Kreatif Dünyada Bir Mimar: Ceren Arslan

Esin Hamamcı, dijital sanatçı ve Kelly Wearstler Stüdyosu’nda konsept tasarımcısı olan, Archdaily Görselleştirme Ödülü’nü kazanan mimari tasarımcı Ceren Arslan ile konuştu.

Mimarlık ve dijital sanat alanlarında üretimlerinize devam ediyorsunuz. Çizimle olan ilişkiniz nasıl başladı?
Kendimi hep kreatif dünyanın bir parçası olarak gördüm. Hikaye anlatmayı ve yazmayı çocukluğumdan beri çok severim ve bunu mekanlarda bulduğumu düşünüyorum. Kendimi kelimeler dışında en iyi ifade ettiğim ortam dijital ortamda yarattığım mekanlar. Bunları çizerken hikayelerini yazmaktan çok keyif oluyorum. Sanırım kalem ve kağıtla oynamam çok
küçükken, yaklaşık 6 yaşındayken başladı ve şu anda bile yanımdan sketchbookumu ayırmıyorum.

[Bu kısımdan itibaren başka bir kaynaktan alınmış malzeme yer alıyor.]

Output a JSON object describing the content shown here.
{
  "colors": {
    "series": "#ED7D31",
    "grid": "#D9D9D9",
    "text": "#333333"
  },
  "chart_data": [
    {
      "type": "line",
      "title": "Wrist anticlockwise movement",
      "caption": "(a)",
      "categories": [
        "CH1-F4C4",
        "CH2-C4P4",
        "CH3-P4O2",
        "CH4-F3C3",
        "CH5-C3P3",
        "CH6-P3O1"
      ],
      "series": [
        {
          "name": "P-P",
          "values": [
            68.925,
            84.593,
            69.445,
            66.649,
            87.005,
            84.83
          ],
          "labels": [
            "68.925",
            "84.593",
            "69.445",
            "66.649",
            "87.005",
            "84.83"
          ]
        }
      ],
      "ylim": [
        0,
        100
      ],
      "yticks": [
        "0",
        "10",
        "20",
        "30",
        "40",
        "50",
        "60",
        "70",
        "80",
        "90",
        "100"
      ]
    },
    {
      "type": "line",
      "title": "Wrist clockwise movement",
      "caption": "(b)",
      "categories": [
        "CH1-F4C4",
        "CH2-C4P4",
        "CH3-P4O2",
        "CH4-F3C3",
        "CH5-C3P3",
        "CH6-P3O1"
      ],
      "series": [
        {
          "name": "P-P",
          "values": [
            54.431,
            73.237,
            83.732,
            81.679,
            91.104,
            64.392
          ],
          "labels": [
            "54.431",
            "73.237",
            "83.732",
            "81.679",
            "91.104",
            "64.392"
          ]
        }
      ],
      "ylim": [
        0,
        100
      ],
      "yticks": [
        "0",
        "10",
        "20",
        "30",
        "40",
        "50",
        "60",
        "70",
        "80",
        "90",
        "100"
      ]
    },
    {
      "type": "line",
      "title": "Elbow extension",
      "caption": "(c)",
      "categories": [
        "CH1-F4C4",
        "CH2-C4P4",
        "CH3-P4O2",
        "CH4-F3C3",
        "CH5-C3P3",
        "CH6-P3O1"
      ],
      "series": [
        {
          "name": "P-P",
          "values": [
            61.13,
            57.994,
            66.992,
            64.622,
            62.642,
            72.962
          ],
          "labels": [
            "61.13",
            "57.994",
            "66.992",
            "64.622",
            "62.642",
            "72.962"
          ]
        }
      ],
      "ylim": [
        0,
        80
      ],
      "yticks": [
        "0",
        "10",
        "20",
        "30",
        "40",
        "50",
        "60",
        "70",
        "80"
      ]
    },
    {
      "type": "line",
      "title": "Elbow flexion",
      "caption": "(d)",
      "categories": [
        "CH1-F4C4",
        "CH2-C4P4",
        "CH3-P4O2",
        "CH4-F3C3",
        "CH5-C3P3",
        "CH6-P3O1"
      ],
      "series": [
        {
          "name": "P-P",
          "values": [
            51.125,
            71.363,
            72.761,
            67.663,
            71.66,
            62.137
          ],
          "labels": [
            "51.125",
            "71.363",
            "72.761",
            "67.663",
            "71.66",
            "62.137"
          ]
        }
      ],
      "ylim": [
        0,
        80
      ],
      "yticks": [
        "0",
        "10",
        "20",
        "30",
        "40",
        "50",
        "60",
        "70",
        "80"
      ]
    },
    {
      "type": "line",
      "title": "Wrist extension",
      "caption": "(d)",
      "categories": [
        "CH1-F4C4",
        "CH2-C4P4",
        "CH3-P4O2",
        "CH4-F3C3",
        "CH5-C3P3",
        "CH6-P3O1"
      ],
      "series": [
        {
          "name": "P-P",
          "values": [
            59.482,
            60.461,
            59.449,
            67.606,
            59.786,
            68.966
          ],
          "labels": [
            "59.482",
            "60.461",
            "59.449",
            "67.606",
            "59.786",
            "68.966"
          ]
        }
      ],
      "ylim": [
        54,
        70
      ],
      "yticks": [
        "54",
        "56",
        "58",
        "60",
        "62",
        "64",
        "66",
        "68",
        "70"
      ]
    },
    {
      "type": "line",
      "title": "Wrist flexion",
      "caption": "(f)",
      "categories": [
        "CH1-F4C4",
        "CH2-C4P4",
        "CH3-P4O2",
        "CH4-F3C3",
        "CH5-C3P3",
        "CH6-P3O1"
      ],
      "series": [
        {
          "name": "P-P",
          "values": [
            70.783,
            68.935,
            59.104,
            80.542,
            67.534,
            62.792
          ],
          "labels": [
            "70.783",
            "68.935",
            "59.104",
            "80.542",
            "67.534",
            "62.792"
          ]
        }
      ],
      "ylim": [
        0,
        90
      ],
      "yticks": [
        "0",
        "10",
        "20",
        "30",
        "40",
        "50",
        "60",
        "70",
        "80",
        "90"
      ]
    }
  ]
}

EXIT-Green Suede Walls for the Basketball Court

Los Angeles’a Kelly Wearstler ofisinde konsept tasarımcısı olarak çalıştınız. Sonrasında kendi ajansınızı kurdunuz. Eğitim ve kariyerinizin çoğunlukla Amerika’da ilerlediğini söyleyebiliriz. Bu hikaye nasıl başladı?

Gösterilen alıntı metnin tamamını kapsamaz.